Martin Eden usta bir yazar olmuştur artık. Yazar olma serüveninin en çarpıcı ve belki de en tehlikeli noktasıdır: “OLDUM” düşüncesi… Yanılgıdır. Çünkü tabiatta hiçbir şey tam olmaz. Oluşum bittiğinde “ÖLÜM” başlar. Oysa yazarlık süreci tabiat gibi değişimin dinamiğiyle varoluşunu sürdürür. Martin Eden bu yanılgının sancısından kurtulduğunda okuru ile buluşmaya layık görülür. Türk Edebiyatı’nda okuruna ulaşmayı başaramamış ve derinliği mavinin içinde erimiş bir karakter de vardır.
Yazarlıkta Gerçek Güç: Okurun Hikayenin Ruhunu Hissedebilmesidir
Mai ve Siyah romanındaki Ahmet Cemil… O Martin Eden gibi değil… Hayatın ve çevresinin ona sunduğu süreçlere Martin kadar dayanıklı değil. Jack London’un Martin’i kürek işçisi yapmasının onun kas gücü kadar karakter olarak da dayanıklı bir yapıda olduğunu vurgulamak için olduğunu düşünüyoruz. Ahmet Cemil okuruyla buluşamayan, yaşadıkları karşısında pasif duran ve başkaldıramayan bir karakter. Martin’in gücü çevresine başkaldırması kadar kendine de başkaldırabilmesinden geliyor.
Okuruna ulaşan yazarlardan bahsedelim biraz da… Okuruna ulaşmak ne demek?

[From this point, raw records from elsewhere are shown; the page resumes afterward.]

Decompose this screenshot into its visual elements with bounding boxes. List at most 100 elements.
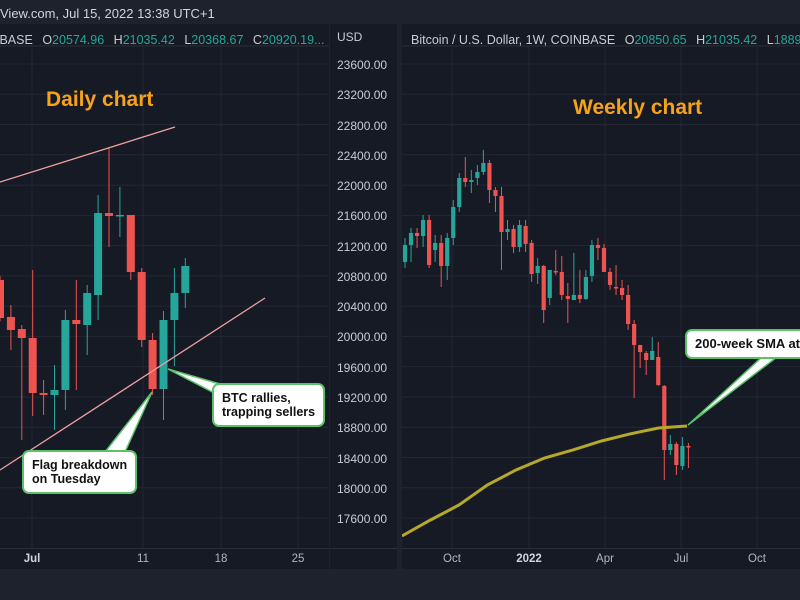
callout-pointer xyxy=(103,391,153,453)
candle-down xyxy=(439,242,444,266)
price-label: 18400.00 xyxy=(337,451,388,466)
callout-flag-breakdown: Flag breakdown on Tuesday xyxy=(22,450,138,494)
candle-down xyxy=(559,271,564,295)
price-label: 21200.00 xyxy=(337,239,388,254)
candle-down xyxy=(529,242,534,274)
candle-down xyxy=(137,272,146,340)
price-label: 21600.00 xyxy=(337,209,388,224)
candle-up xyxy=(433,242,438,250)
price-label: 22800.00 xyxy=(337,118,388,133)
close-label: C xyxy=(252,33,262,47)
time-label: Jul xyxy=(673,553,689,565)
candle-down xyxy=(511,228,516,247)
candle-up xyxy=(420,219,426,236)
candle-down xyxy=(686,445,691,448)
candle-down xyxy=(626,294,631,325)
candle-up xyxy=(481,162,486,172)
price-label: 19600.00 xyxy=(337,360,388,375)
candle-up xyxy=(115,214,124,217)
candle-down xyxy=(72,319,81,325)
candle-down xyxy=(28,338,37,394)
sma-200-week-line xyxy=(402,424,688,538)
candle-up xyxy=(451,207,456,238)
candle-down xyxy=(6,316,15,330)
candle-down xyxy=(105,212,113,217)
weekly-ohlc-legend: Bitcoin / U.S. Dollar, 1W, COINBASE O208… xyxy=(411,33,800,47)
candle-down xyxy=(644,352,649,360)
candle-down xyxy=(463,177,468,182)
callout-200-week-sma: 200-week SMA at $ xyxy=(685,329,800,359)
time-label: Jul xyxy=(23,553,41,565)
callout-line: Flag breakdown xyxy=(32,458,128,472)
candle-up xyxy=(61,319,70,390)
candle-down xyxy=(17,328,26,339)
price-label: 20000.00 xyxy=(337,330,388,345)
candle-down xyxy=(541,265,546,311)
candle-down xyxy=(487,162,492,190)
candle-up xyxy=(83,292,92,325)
weekly-chart-pane[interactable]: Bitcoin / U.S. Dollar, 1W, COINBASE O208… xyxy=(402,24,800,568)
price-label: 23200.00 xyxy=(337,88,388,103)
candle-up xyxy=(94,212,103,296)
upper-trendline xyxy=(0,126,176,183)
candle-up xyxy=(170,292,179,320)
candle-up xyxy=(535,265,540,274)
weekly-time-axis[interactable]: Oct 2022 Apr Jul Oct xyxy=(402,548,800,569)
time-label: Oct xyxy=(748,553,766,565)
open-label: O xyxy=(42,33,53,47)
time-label: 2022 xyxy=(516,553,542,565)
price-label: 19200.00 xyxy=(337,390,388,405)
candle-down xyxy=(0,279,4,319)
candle-up xyxy=(517,224,522,247)
time-label: Apr xyxy=(596,553,614,565)
pane-separator[interactable] xyxy=(397,24,402,568)
candle-up xyxy=(475,171,480,178)
candle-down xyxy=(619,287,625,295)
candle-up xyxy=(650,350,655,360)
low-label: L xyxy=(184,33,192,47)
candle-down xyxy=(148,339,157,390)
price-label: 18000.00 xyxy=(337,481,388,496)
candle-up xyxy=(50,389,59,395)
candle-up xyxy=(469,180,474,182)
high-label: H xyxy=(696,33,706,47)
candle-down xyxy=(601,247,607,272)
callout-line: trapping sellers xyxy=(222,405,316,419)
candle-down xyxy=(656,356,661,385)
time-label: Oct xyxy=(443,553,461,565)
open-label: O xyxy=(624,33,635,47)
callout-line: on Tuesday xyxy=(32,472,101,486)
low-value: 20368.67 xyxy=(191,33,244,47)
divider xyxy=(329,24,330,568)
time-label: 11 xyxy=(137,553,149,565)
candle-down xyxy=(499,195,504,232)
candle-down xyxy=(553,270,558,273)
daily-time-axis[interactable]: Jul 11 18 25 xyxy=(0,548,329,569)
high-value: 21035.42 xyxy=(705,33,758,47)
candle-down xyxy=(613,286,619,289)
currency-label: USD xyxy=(337,30,363,44)
candle-down xyxy=(565,296,570,299)
candle-up xyxy=(402,245,408,262)
price-label: 22400.00 xyxy=(337,148,388,163)
candle-up xyxy=(445,237,450,266)
candle-down xyxy=(662,385,667,450)
callout-pointer xyxy=(687,356,780,426)
high-label: H xyxy=(113,33,123,47)
price-axis[interactable]: USD 23600.00 23200.00 22800.00 22400.00 2200… xyxy=(330,24,397,568)
callout-line: BTC rallies, xyxy=(222,391,291,405)
candle-down xyxy=(39,393,48,395)
high-value: 21035.42 xyxy=(122,33,175,47)
daily-chart-pane[interactable]: IBASE O20574.96 H21035.42 L20368.67 C209… xyxy=(0,24,329,568)
price-label: 20400.00 xyxy=(337,300,388,315)
legend-symbol: IBASE xyxy=(0,33,33,47)
low-label: L xyxy=(766,33,774,47)
candle-down xyxy=(638,344,643,353)
price-label: 20800.00 xyxy=(337,269,388,284)
weekly-chart-title: Weekly chart xyxy=(573,96,703,119)
candle-down xyxy=(632,324,637,345)
candle-down xyxy=(595,245,601,248)
legend-symbol: Bitcoin / U.S. Dollar, 1W, COINBASE xyxy=(411,33,616,47)
candle-down xyxy=(427,219,432,265)
lower-trendline xyxy=(0,297,266,471)
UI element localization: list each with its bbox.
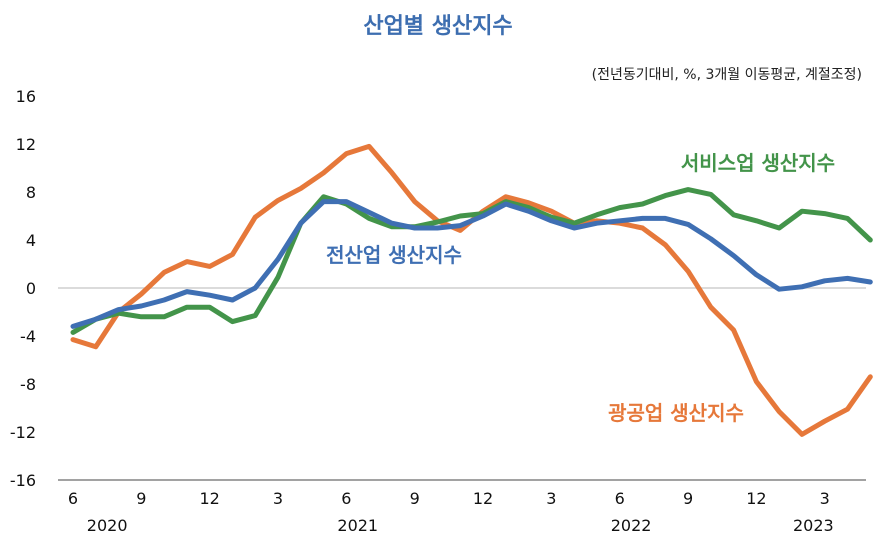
y-tick-label: -12 xyxy=(10,423,36,442)
y-tick-label: 12 xyxy=(16,135,36,154)
y-tick-label: -4 xyxy=(20,327,36,346)
series-label: 전산업 생산지수 xyxy=(326,243,462,267)
series-line xyxy=(70,187,873,335)
x-tick-label: 6 xyxy=(341,489,351,508)
year-label: 2022 xyxy=(611,516,652,535)
x-tick-label: 6 xyxy=(68,489,78,508)
y-tick-label: 4 xyxy=(26,231,36,250)
chart-title: 산업별 생산지수 xyxy=(363,14,513,39)
chart-subtitle: (전년동기대비, %, 3개월 이동평균, 계절조정) xyxy=(591,67,862,83)
x-tick-label: 3 xyxy=(273,489,283,508)
x-tick-label: 12 xyxy=(746,489,766,508)
x-tick-label: 3 xyxy=(820,489,830,508)
series-label: 서비스업 생산지수 xyxy=(681,151,835,175)
x-tick-label: 3 xyxy=(546,489,556,508)
year-label: 2023 xyxy=(793,516,834,535)
y-tick-label: 0 xyxy=(26,279,36,298)
y-tick-label: 16 xyxy=(16,87,36,106)
y-tick-label: -8 xyxy=(20,375,36,394)
series-line xyxy=(70,199,873,329)
x-tick-label: 9 xyxy=(136,489,146,508)
x-tick-label: 9 xyxy=(410,489,420,508)
year-label: 2021 xyxy=(337,516,378,535)
x-tick-label: 6 xyxy=(615,489,625,508)
y-tick-label: -16 xyxy=(10,471,36,490)
series-label: 광공업 생산지수 xyxy=(608,401,744,425)
x-tick-label: 12 xyxy=(473,489,493,508)
x-tick-label: 12 xyxy=(200,489,220,508)
x-tick-label: 9 xyxy=(683,489,693,508)
y-tick-label: 8 xyxy=(26,183,36,202)
year-label: 2020 xyxy=(87,516,128,535)
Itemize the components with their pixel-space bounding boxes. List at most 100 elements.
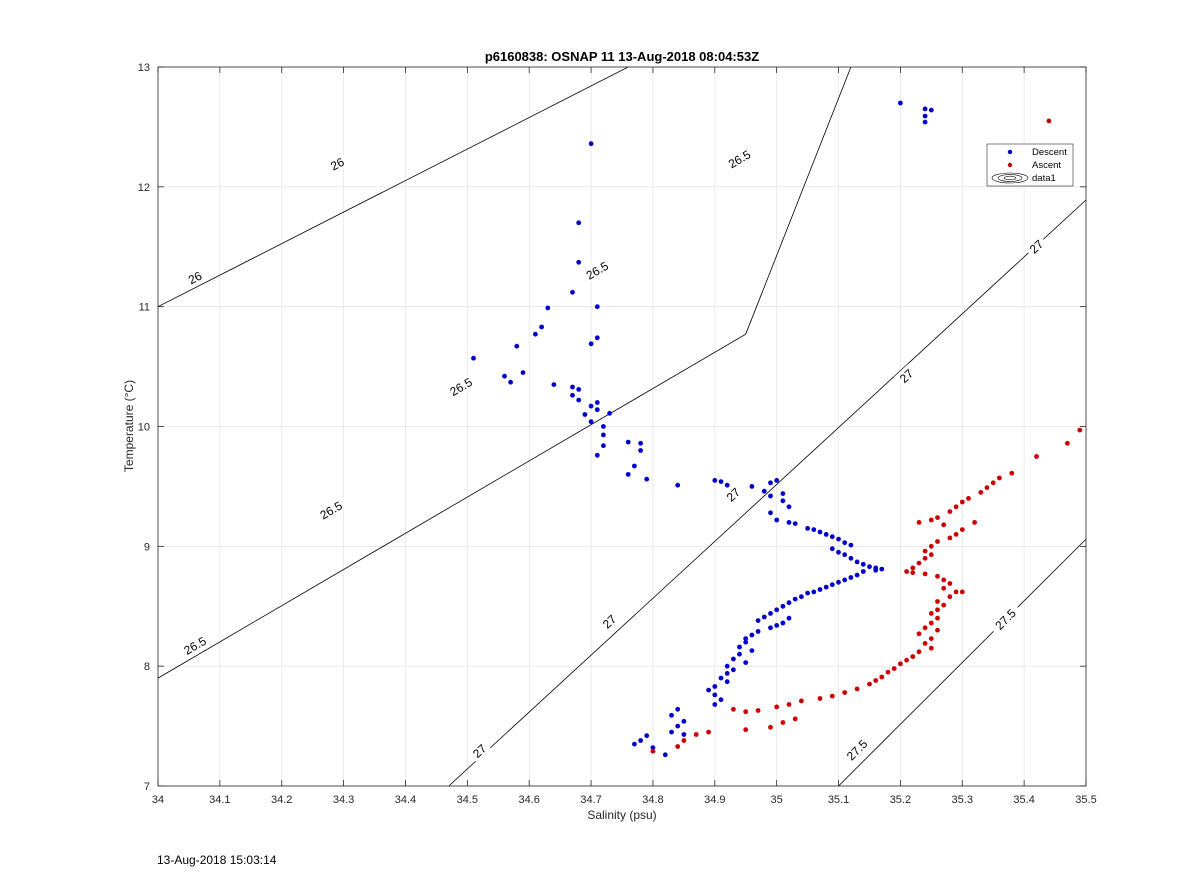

İlk hayalden bahsetmiştik. İlk hayal metnin düşünceye ve düşsel dünyaya ilk düştüğü “an” parçası. Her soyut düşsel devinim gerçek olmak için maddeselliğe ihtiyaç duyar. İlk hayalin gerçeğe dönüşmesi için biraz kelime ve bir ömür yeter… Kavanozunda kelime biriktiren hayalperest yazar onu gerçeğin dizimsel dünyasıyla harmanlayınca ortaya roman, hikaye ve şiir çıkar. İlk hayalin okurla buluşma serüveni biraz uzun.
Okuruna ulaşan her yazar dil, biçim, bağlam, konu gibi her türlü içeriksel ve biçimsel fazlalıktan sıyrılmış ve derisini değiştirmeyi başarmıştır. Okuruna ulaşmak ne demek öyleyse… Hayallerin hayal olmaktan çıkıp metin olduğu o büyülü andır… Hikayeniz sizdeki hissiyle okurunuzda metinleşiyorsa…
Ki Martin Eden bunu başarmıştır…
Okurunuza ulaştınız demektir…
Zamanın Ana Bileşeni “An” ve “Bakış Açısının” Küçük Etkileri
Yazmak bir eylemdir. Her eylemin arkasında düşünsel bir süreç vardır. Yazmanın serüveni yazarlığın ve yazar olarak karşılaşılan zorlukların aşılmasıyla anlam kazanır. Yazarlık sürecine Martin Eden’in dünyasından bir bakış ânı yakaladık. Yazma ve yazarlık serüveni bambaşka bakış açılarıyla anlatılabilirdi elbette…
Ân kavramının metinlere ve yazarlık sürecine doğum kadar ölümü sızdırdığını düşünüyoruz…
İnsan doğar yaşar ve ölür… Metinlerin de yazarın da bu süreçten geçtiği malumunuz.
Her metin zaman sandığımız yanılgıda bir ân kırıntısı gibi…
Ölmek Doğmaktır Yeniden, Doğmak İse Ölmektir Bambaşka Bir Dünyada
Yazarlık ölmeyi göze almaktır…
Her metinde yeni bir doğum yeni bir ölüm gerçekleşir. Yazma eylemine giren her sanatçı ilk hayalle başladığı yolda başkalaşım geçirir. Güzel olan kısmı da bu. Müziğin ritmi sürekli değişir ama yazar dans etmeye devam eder.
Martin Eden başardı. İşçi sandığımız bir adamın hayallerini kelimelerin büyüsüyle anlattığını ve bunu yaparken de dönüştüğünü görmekteyiz. Martin statü atladı. O, hayalperestlik statüsünden yazarlık gerçeğine geçişinin roman adıyla metinleşmiş halidir.